The hymn tune RENVILLE has been adapted for modern congregational singing in Singing the New Testament, a hymnal copublished in 2008 by The Calvin Institute of Christian Worship and Faith Alive Christian Resources.

== Family legacy ==
The Renville family was considered "one of the most preeminent French-Sioux families in the upper Mississippi region" in the nineteenth century.

Joseph and Mary Renville of Lac qui Parle encouraged their eight children to read and write in both Dakota and English. Many of them went on to forge further ties in fur trading society, in Sioux kinship networks and in Christian missionary circles, and contributed to the preservation of Dakota language, history and culture.

Their four daughters studied in an English class taught first by Sarah Poage (who became Mrs. Gideon Hollister Pond) and later by Mary Riggs, wife of Stephen Return Riggs. Their eldest daughter Angelique Agathe Renville married French Canadian fur trader Hypolite Dupuis, who was employed by Joseph Renville at Lac qui Parle in 1830, and later settled in Mendota, Minnesota.

Joseph and Mary's son Michel Renville was educated at the Lac qui Parle mission school and later wrote down Dakota legends that were translated into English, such as "Wićaŋḣpi Hiŋḣpaya; or, The Fallen Star," which was published in Stephen R. Riggs's work Dakota Grammar, Texts and Ethnology (1893).

Their youngest daughter, Marguerite Renville, taught most of the classes at the mission school in Kaposia when the American Board missionaries were invited to settle there in 1846 by Taoyateduta, Chief Little Crow.

Their youngest son, Rev. John Baptiste Renville, translated "Precept Upon Precept," which became a school text for Dakota children. He was the first Dakota pastor to be ordained by the Dakota Presbytery and served as the pastor of Ascension Church on the Sisseton and Wahpeton Reservation in South Dakota for 30 years.
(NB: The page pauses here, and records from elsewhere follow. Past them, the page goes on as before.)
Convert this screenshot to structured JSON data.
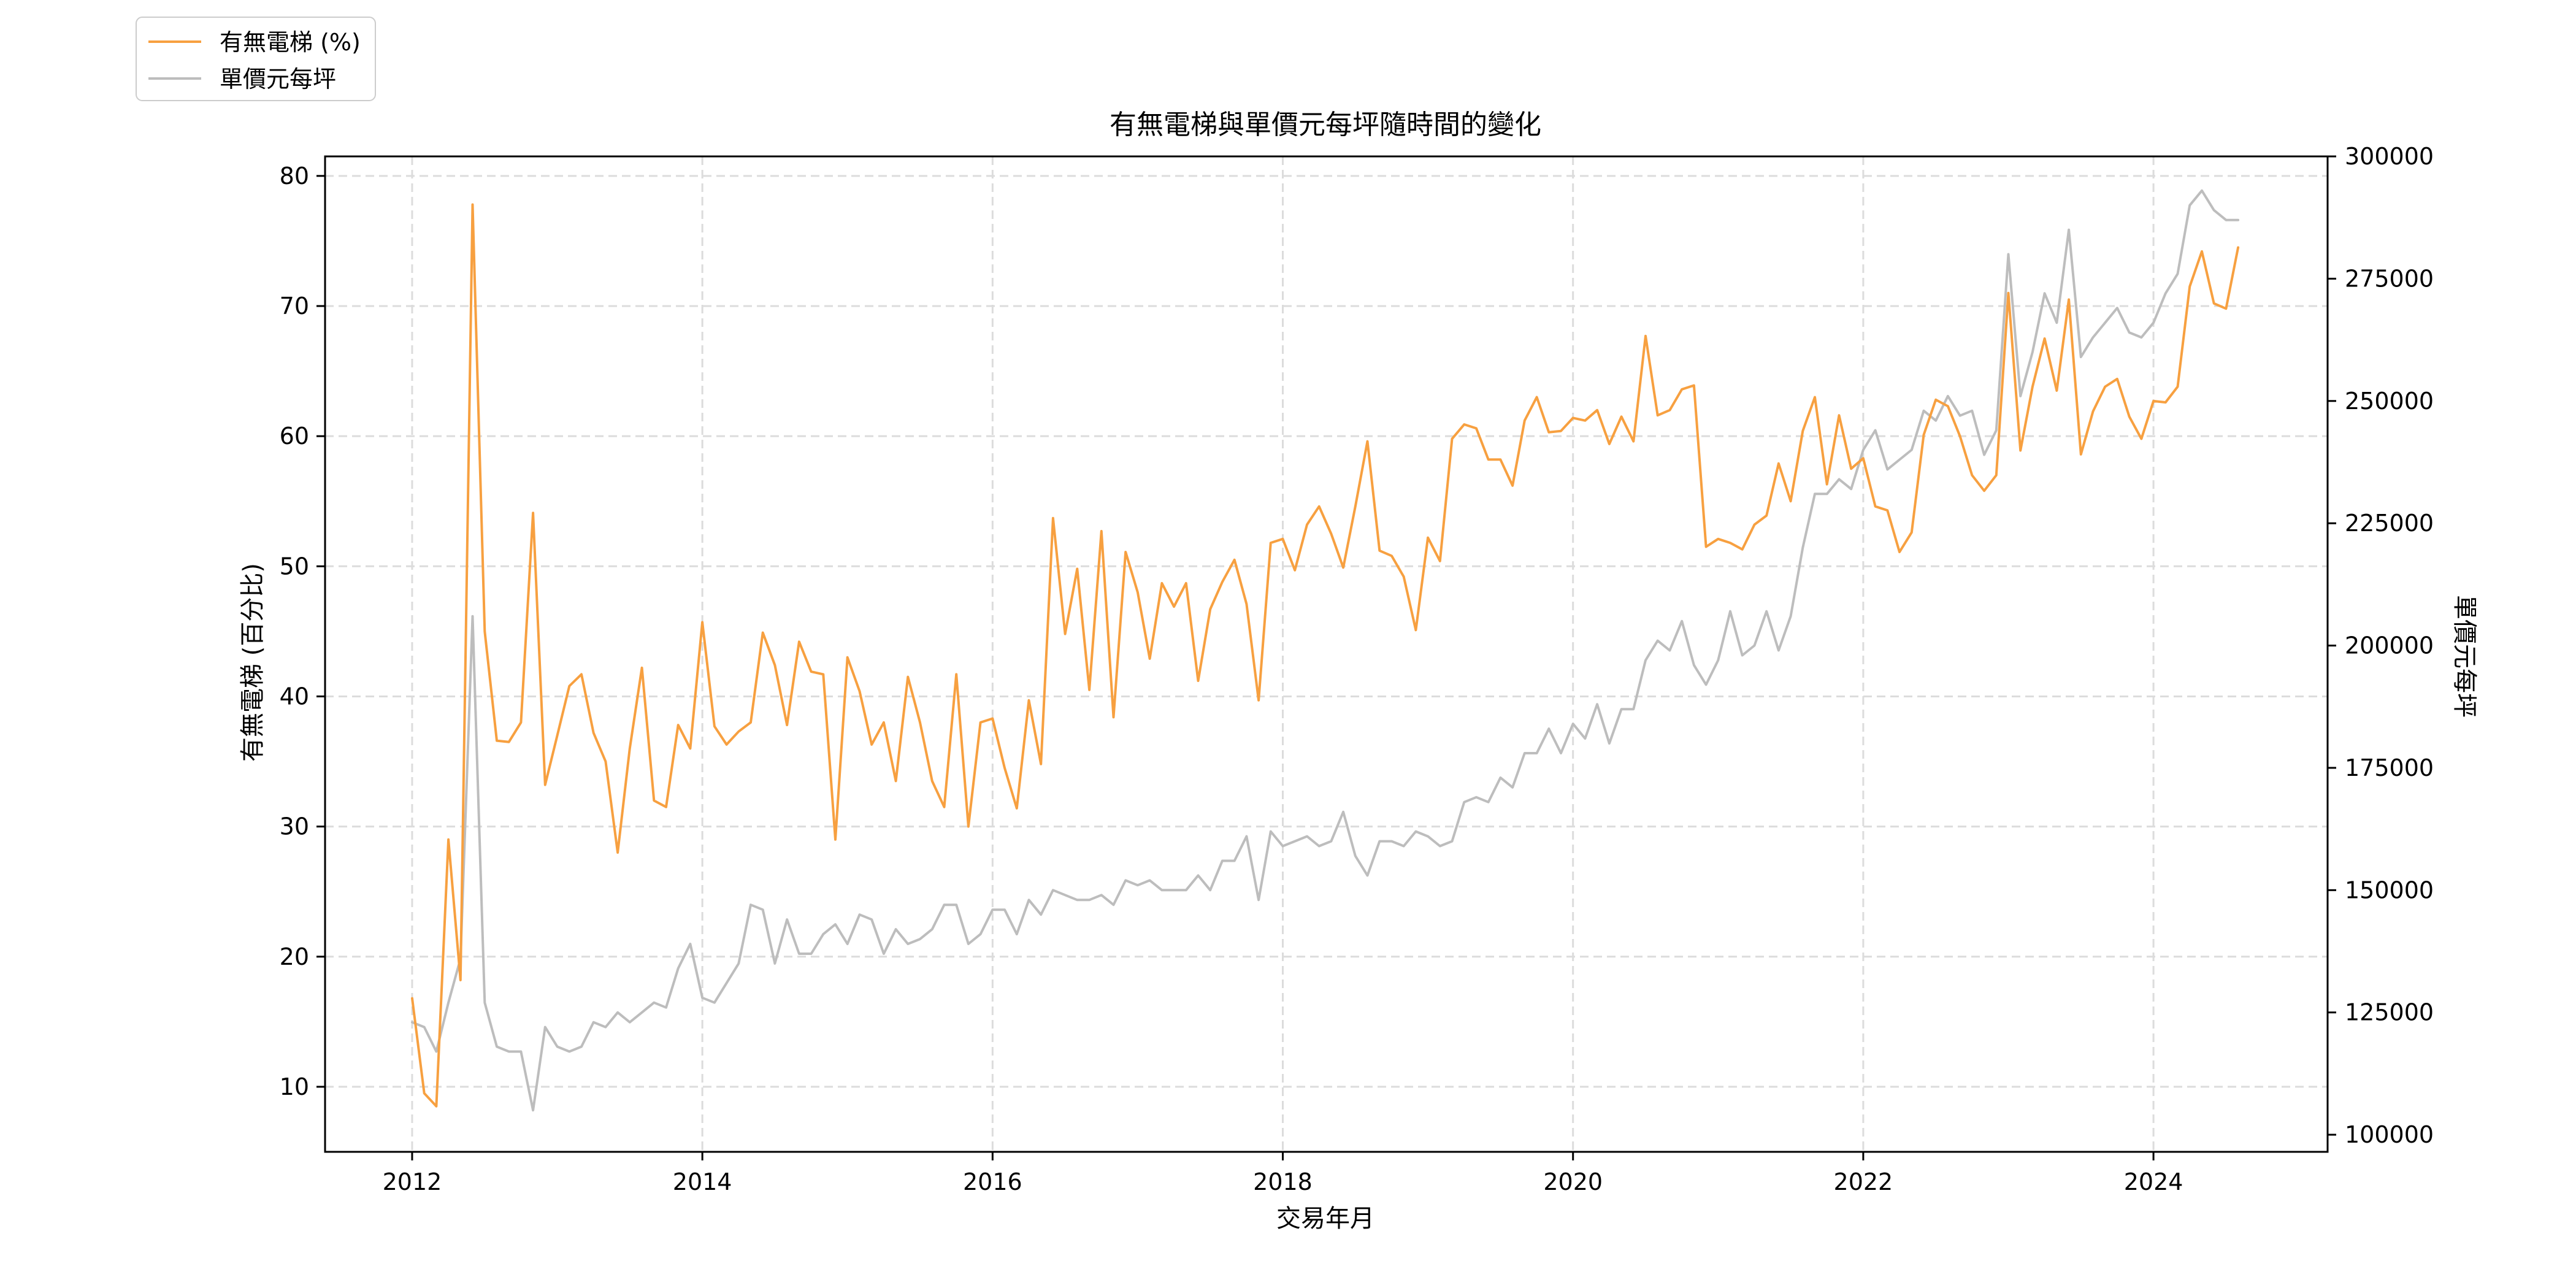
{
  "chart_data": {
    "type": "line",
    "title": "有無電梯與單價元每坪隨時間的變化",
    "xlabel": "交易年月",
    "ylabel_left": "有無電梯 (百分比)",
    "ylabel_right": "單價元每坪",
    "xlim": [
      2011.4,
      2025.2
    ],
    "ylim_left": [
      5,
      81.5
    ],
    "ylim_right": [
      96500,
      300000
    ],
    "x_ticks": [
      2012,
      2014,
      2016,
      2018,
      2020,
      2022,
      2024
    ],
    "y_left_ticks": [
      10,
      20,
      30,
      40,
      50,
      60,
      70,
      80
    ],
    "y_right_ticks": [
      100000,
      125000,
      150000,
      175000,
      200000,
      225000,
      250000,
      275000,
      300000
    ],
    "grid": true,
    "legend_position": "top-left outside",
    "colors": {
      "elevator": "#f7a040",
      "price": "#bdbdbd"
    },
    "series": [
      {
        "name": "有無電梯 (%)",
        "axis": "left",
        "x": [
          "2012-01",
          "2012-02",
          "2012-03",
          "2012-04",
          "2012-05",
          "2012-06",
          "2012-07",
          "2012-08",
          "2012-09",
          "2012-10",
          "2012-11",
          "2012-12",
          "2013-01",
          "2013-02",
          "2013-03",
          "2013-04",
          "2013-05",
          "2013-06",
          "2013-07",
          "2013-08",
          "2013-09",
          "2013-10",
          "2013-11",
          "2013-12",
          "2014-01",
          "2014-02",
          "2014-03",
          "2014-04",
          "2014-05",
          "2014-06",
          "2014-07",
          "2014-08",
          "2014-09",
          "2014-10",
          "2014-11",
          "2014-12",
          "2015-01",
          "2015-02",
          "2015-03",
          "2015-04",
          "2015-05",
          "2015-06",
          "2015-07",
          "2015-08",
          "2015-09",
          "2015-10",
          "2015-11",
          "2015-12",
          "2016-01",
          "2016-02",
          "2016-03",
          "2016-04",
          "2016-05",
          "2016-06",
          "2016-07",
          "2016-08",
          "2016-09",
          "2016-10",
          "2016-11",
          "2016-12",
          "2017-01",
          "2017-02",
          "2017-03",
          "2017-04",
          "2017-05",
          "2017-06",
          "2017-07",
          "2017-08",
          "2017-09",
          "2017-10",
          "2017-11",
          "2017-12",
          "2018-01",
          "2018-02",
          "2018-03",
          "2018-04",
          "2018-05",
          "2018-06",
          "2018-07",
          "2018-08",
          "2018-09",
          "2018-10",
          "2018-11",
          "2018-12",
          "2019-01",
          "2019-02",
          "2019-03",
          "2019-04",
          "2019-05",
          "2019-06",
          "2019-07",
          "2019-08",
          "2019-09",
          "2019-10",
          "2019-11",
          "2019-12",
          "2020-01",
          "2020-02",
          "2020-03",
          "2020-04",
          "2020-05",
          "2020-06",
          "2020-07",
          "2020-08",
          "2020-09",
          "2020-10",
          "2020-11",
          "2020-12",
          "2021-01",
          "2021-02",
          "2021-03",
          "2021-04",
          "2021-05",
          "2021-06",
          "2021-07",
          "2021-08",
          "2021-09",
          "2021-10",
          "2021-11",
          "2021-12",
          "2022-01",
          "2022-02",
          "2022-03",
          "2022-04",
          "2022-05",
          "2022-06",
          "2022-07",
          "2022-08",
          "2022-09",
          "2022-10",
          "2022-11",
          "2022-12",
          "2023-01",
          "2023-02",
          "2023-03",
          "2023-04",
          "2023-05",
          "2023-06",
          "2023-07",
          "2023-08",
          "2023-09",
          "2023-10",
          "2023-11",
          "2023-12",
          "2024-01",
          "2024-02",
          "2024-03",
          "2024-04",
          "2024-05",
          "2024-06",
          "2024-07",
          "2024-08"
        ],
        "values": [
          16.8,
          9.5,
          8.5,
          29.0,
          18.2,
          77.8,
          45.0,
          36.6,
          36.5,
          38.0,
          54.1,
          33.2,
          37.0,
          40.8,
          41.7,
          37.2,
          35.0,
          28.0,
          36.0,
          42.2,
          32.0,
          31.5,
          37.8,
          36.0,
          45.7,
          37.7,
          36.3,
          37.3,
          38.0,
          44.9,
          42.4,
          37.8,
          44.2,
          41.9,
          41.7,
          29.0,
          43.0,
          40.4,
          36.3,
          38.0,
          33.5,
          41.5,
          38.0,
          33.5,
          31.5,
          41.7,
          30.0,
          38.0,
          38.3,
          34.5,
          31.4,
          39.7,
          34.8,
          53.7,
          44.8,
          49.8,
          40.5,
          52.7,
          38.4,
          51.1,
          48.0,
          42.9,
          48.7,
          46.9,
          48.7,
          41.2,
          46.7,
          48.8,
          50.5,
          47.1,
          39.7,
          51.8,
          52.1,
          49.7,
          53.2,
          54.6,
          52.5,
          49.9,
          54.6,
          59.6,
          51.2,
          50.8,
          49.2,
          45.1,
          52.2,
          50.4,
          59.8,
          60.9,
          60.6,
          58.2,
          58.2,
          56.2,
          61.2,
          63.0,
          60.3,
          60.4,
          61.4,
          61.2,
          62.0,
          59.4,
          61.5,
          59.6,
          67.7,
          61.6,
          62.0,
          63.6,
          63.9,
          51.5,
          52.1,
          51.8,
          51.3,
          53.2,
          53.9,
          57.9,
          55.0,
          60.4,
          63.0,
          56.3,
          61.6,
          57.5,
          58.3,
          54.6,
          54.3,
          51.1,
          52.6,
          60.1,
          62.8,
          62.3,
          60.0,
          57.0,
          55.8,
          57.0,
          71.0,
          58.9,
          63.8,
          67.5,
          63.5,
          70.5,
          58.6,
          61.9,
          63.8,
          64.4,
          61.5,
          59.8,
          62.7,
          62.6,
          63.8,
          71.5,
          74.2,
          70.2,
          69.8,
          74.5
        ]
      },
      {
        "name": "單價元每坪",
        "axis": "right",
        "x": [
          "2012-01",
          "2012-02",
          "2012-03",
          "2012-04",
          "2012-05",
          "2012-06",
          "2012-07",
          "2012-08",
          "2012-09",
          "2012-10",
          "2012-11",
          "2012-12",
          "2013-01",
          "2013-02",
          "2013-03",
          "2013-04",
          "2013-05",
          "2013-06",
          "2013-07",
          "2013-08",
          "2013-09",
          "2013-10",
          "2013-11",
          "2013-12",
          "2014-01",
          "2014-02",
          "2014-03",
          "2014-04",
          "2014-05",
          "2014-06",
          "2014-07",
          "2014-08",
          "2014-09",
          "2014-10",
          "2014-11",
          "2014-12",
          "2015-01",
          "2015-02",
          "2015-03",
          "2015-04",
          "2015-05",
          "2015-06",
          "2015-07",
          "2015-08",
          "2015-09",
          "2015-10",
          "2015-11",
          "2015-12",
          "2016-01",
          "2016-02",
          "2016-03",
          "2016-04",
          "2016-05",
          "2016-06",
          "2016-07",
          "2016-08",
          "2016-09",
          "2016-10",
          "2016-11",
          "2016-12",
          "2017-01",
          "2017-02",
          "2017-03",
          "2017-04",
          "2017-05",
          "2017-06",
          "2017-07",
          "2017-08",
          "2017-09",
          "2017-10",
          "2017-11",
          "2017-12",
          "2018-01",
          "2018-02",
          "2018-03",
          "2018-04",
          "2018-05",
          "2018-06",
          "2018-07",
          "2018-08",
          "2018-09",
          "2018-10",
          "2018-11",
          "2018-12",
          "2019-01",
          "2019-02",
          "2019-03",
          "2019-04",
          "2019-05",
          "2019-06",
          "2019-07",
          "2019-08",
          "2019-09",
          "2019-10",
          "2019-11",
          "2019-12",
          "2020-01",
          "2020-02",
          "2020-03",
          "2020-04",
          "2020-05",
          "2020-06",
          "2020-07",
          "2020-08",
          "2020-09",
          "2020-10",
          "2020-11",
          "2020-12",
          "2021-01",
          "2021-02",
          "2021-03",
          "2021-04",
          "2021-05",
          "2021-06",
          "2021-07",
          "2021-08",
          "2021-09",
          "2021-10",
          "2021-11",
          "2021-12",
          "2022-01",
          "2022-02",
          "2022-03",
          "2022-04",
          "2022-05",
          "2022-06",
          "2022-07",
          "2022-08",
          "2022-09",
          "2022-10",
          "2022-11",
          "2022-12",
          "2023-01",
          "2023-02",
          "2023-03",
          "2023-04",
          "2023-05",
          "2023-06",
          "2023-07",
          "2023-08",
          "2023-09",
          "2023-10",
          "2023-11",
          "2023-12",
          "2024-01",
          "2024-02",
          "2024-03",
          "2024-04",
          "2024-05",
          "2024-06",
          "2024-07",
          "2024-08"
        ],
        "values": [
          123000,
          122000,
          117000,
          127000,
          136000,
          206000,
          127000,
          118000,
          117000,
          117000,
          105000,
          122000,
          118000,
          117000,
          118000,
          123000,
          122000,
          125000,
          123000,
          125000,
          127000,
          126000,
          134000,
          139000,
          128000,
          127000,
          131000,
          135000,
          147000,
          146000,
          135000,
          144000,
          137000,
          137000,
          141000,
          143000,
          139000,
          145000,
          144000,
          137000,
          142000,
          139000,
          140000,
          142000,
          147000,
          147000,
          139000,
          141000,
          146000,
          146000,
          141000,
          148000,
          145000,
          150000,
          149000,
          148000,
          148000,
          149000,
          147000,
          152000,
          151000,
          152000,
          150000,
          150000,
          150000,
          153000,
          150000,
          156000,
          156000,
          161000,
          148000,
          162000,
          159000,
          160000,
          161000,
          159000,
          160000,
          166000,
          157000,
          153000,
          160000,
          160000,
          159000,
          162000,
          161000,
          159000,
          160000,
          168000,
          169000,
          168000,
          173000,
          171000,
          178000,
          178000,
          183000,
          178000,
          184000,
          181000,
          188000,
          180000,
          187000,
          187000,
          197000,
          201000,
          199000,
          205000,
          196000,
          192000,
          197000,
          207000,
          198000,
          200000,
          207000,
          199000,
          206000,
          220000,
          231000,
          231000,
          234000,
          232000,
          240000,
          244000,
          236000,
          238000,
          240000,
          248000,
          246000,
          251000,
          247000,
          248000,
          239000,
          244000,
          280000,
          251000,
          260000,
          272000,
          266000,
          285000,
          259000,
          263000,
          266000,
          269000,
          264000,
          263000,
          266000,
          272000,
          276000,
          290000,
          293000,
          289000,
          287000,
          287000
        ]
      }
    ]
  }
}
Joseph Renville helped to look after his nephew, Gabriel Renville, after his brother Victor (Ohiya) Renville was killed in 1832. Gabriel Renville was a driving force within the Dakota Peace Party during the Dakota War of 1862, and served as the leader of the Dakota scouts for three years. He went on to become Chief of the Sisseton Wahpeton Oyate Sioux Tribe, overseeing the creation and settlement of the Lake Traverse Reservation.

== Clarification ==
There has been considerable confusion among historians and genealogists about Joseph Renville's family history. Joseph Renville of Lac qui Parle had a father, son and grandson who were also named Joseph; some historical accounts designate Joseph of Lac qui Parle himself as "Jr." whereas others have attached the "Jr." to his son (1809–1856).

Perhaps the greatest source of confusion is that Akipa, a full-blood Dakota of the Wahpeton band (with no direct relation to the French Canadian Renville/Rainville family or the Mdewakanton), greatly admired Joseph Renville of Lac qui Parle and adopted his English name in tribute. As a result, some researchers have incorrectly assumed that they were the same person.

Joseph Renville of Lac qui Parle and Akipa were, however, related indirectly through Akipa's marriage in about 1835 or 1836 to Winona Crawford, the widow of Joseph's brother Victor Renville, which made Joseph Akipa Renville the stepfather of Joseph Renville's nephew Gabriel.

Long after the death of Joseph Renville of Lac qui Parle in 1846, Joseph Akipa Renville (c. 1810–1891), son of Buffalo Man, was part of the Sisseton-Wahpeton delegation to Washington, DC in 1858, and famously rescued the mixed-blood family of former Indian agent Joseph R. Brown during the Dakota War of 1862.